Negative easements often prevent property owners from building structures that would block a neighbor’s light or view.
- Encroachment: Encroachments occur when one party that is not the property owner intrudes on or interferes with the property, either by ignoring property boundaries or by being unaware of them. Encroachments create encumbrances on both party’s properties until resolved.
Examples include building a fence or allowing trees to grow beyond property boundaries, as well as extending structures or landscaping onto public domain (such as gardens that intrude on the sidewalk).
- Lease: A lease is considered an encumbrance because it gives rights to a party other than the owner to use the property in certain ways. The tenant’s rights to the property are unaffected by its sale, and the lessor’s ability to use their property is constrained by the lease agreement.

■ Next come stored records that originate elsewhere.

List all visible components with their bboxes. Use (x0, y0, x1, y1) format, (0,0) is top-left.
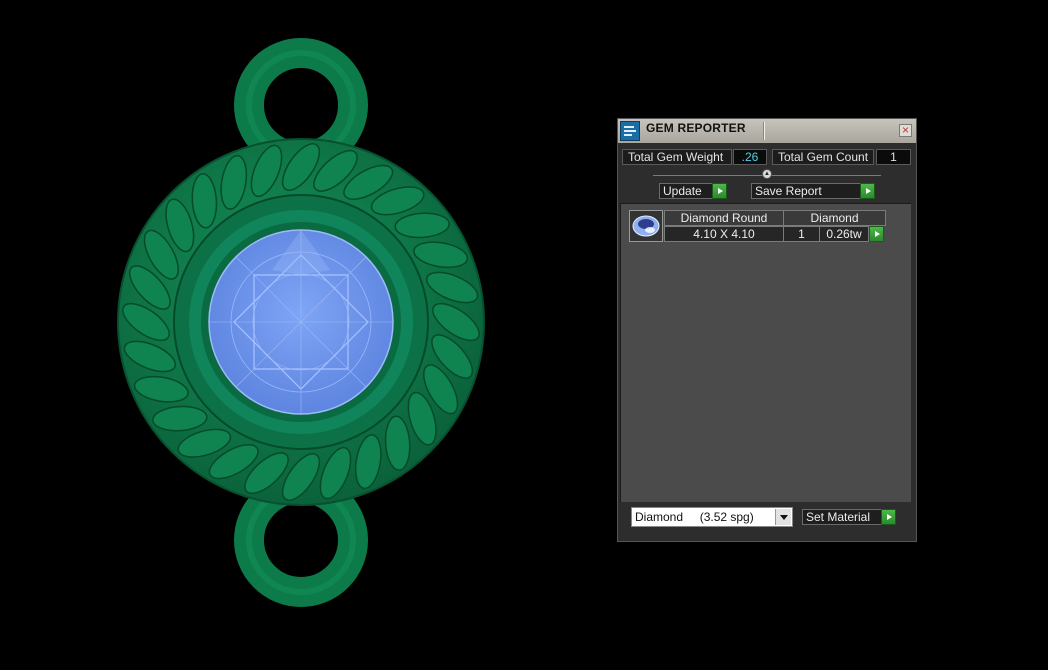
title-bar[interactable]: GEM REPORTER × (618, 119, 916, 143)
play-arrow-icon (860, 183, 875, 199)
title-divider (763, 122, 765, 140)
window-title: GEM REPORTER (646, 121, 746, 135)
gem-reporter-panel: GEM REPORTER × Total Gem Weight .26 Tota… (617, 118, 917, 542)
gem-reporter-icon (620, 121, 640, 141)
gem-count-cell: 1 (783, 226, 820, 242)
material-bar: Diamond (3.52 spg) Set Material (618, 507, 916, 541)
play-arrow-icon (881, 509, 896, 525)
set-material-label: Set Material (806, 510, 871, 524)
round-diamond (208, 229, 394, 415)
3d-viewport[interactable] (0, 0, 600, 670)
splitter-handle[interactable]: ▲ (762, 169, 772, 179)
set-material-button[interactable]: Set Material (802, 509, 896, 525)
update-label: Update (663, 184, 702, 198)
gem-report-list[interactable]: Diamond Round Diamond 4.10 X 4.10 1 0.26… (620, 203, 911, 502)
close-button[interactable]: × (899, 124, 912, 137)
total-gem-count-value: 1 (876, 149, 911, 165)
total-gem-count-label: Total Gem Count (772, 149, 874, 165)
close-icon: × (901, 123, 909, 137)
total-gem-weight-value: .26 (733, 149, 767, 165)
pendant-render (117, 38, 485, 607)
save-report-button[interactable]: Save Report (751, 183, 875, 199)
save-report-label: Save Report (755, 184, 822, 198)
material-dropdown[interactable]: Diamond (3.52 spg) (631, 507, 793, 527)
material-selected-value: Diamond (3.52 spg) (635, 510, 754, 524)
update-button[interactable]: Update (659, 183, 727, 199)
gem-thumbnail (629, 210, 663, 242)
total-gem-weight-label: Total Gem Weight (622, 149, 732, 165)
gem-material-header: Diamond (783, 210, 886, 226)
chevron-down-icon[interactable] (775, 509, 791, 525)
play-arrow-icon (712, 183, 727, 199)
gem-size-cell: 4.10 X 4.10 (664, 226, 784, 242)
gem-weight-cell: 0.26tw (819, 226, 869, 242)
gem-type-header: Diamond Round (664, 210, 784, 226)
row-action-button[interactable] (869, 226, 884, 242)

- Restrictive Covenant: Restrictive covenants are agreements made upon the sale of a property that the buyer must adhere to. They may require or restrict actions taken on the property by the encumbered owner. Common covenants include HOA regulations that dictate maintenance standards or paint colors and limitations on leasing. They can be as specific and arbitrary as the parties are willing to agree to.
- Property Tax Liens: Tax liens are imposed by the government against an individual or business that fails to pay their taxes. Federal tax liens trump all other claims on a debtor’s assets. If property owners do not pay their due property tax, the government may place a tax lien on the property, serving as an encumbrance affecting its title.
Depending on the classification, encumbrances may affect property owners in different ways. Because they can impact a property’s value and cause problems down the line, it is important for buyers and investors to know the encumbrances that come with its sale.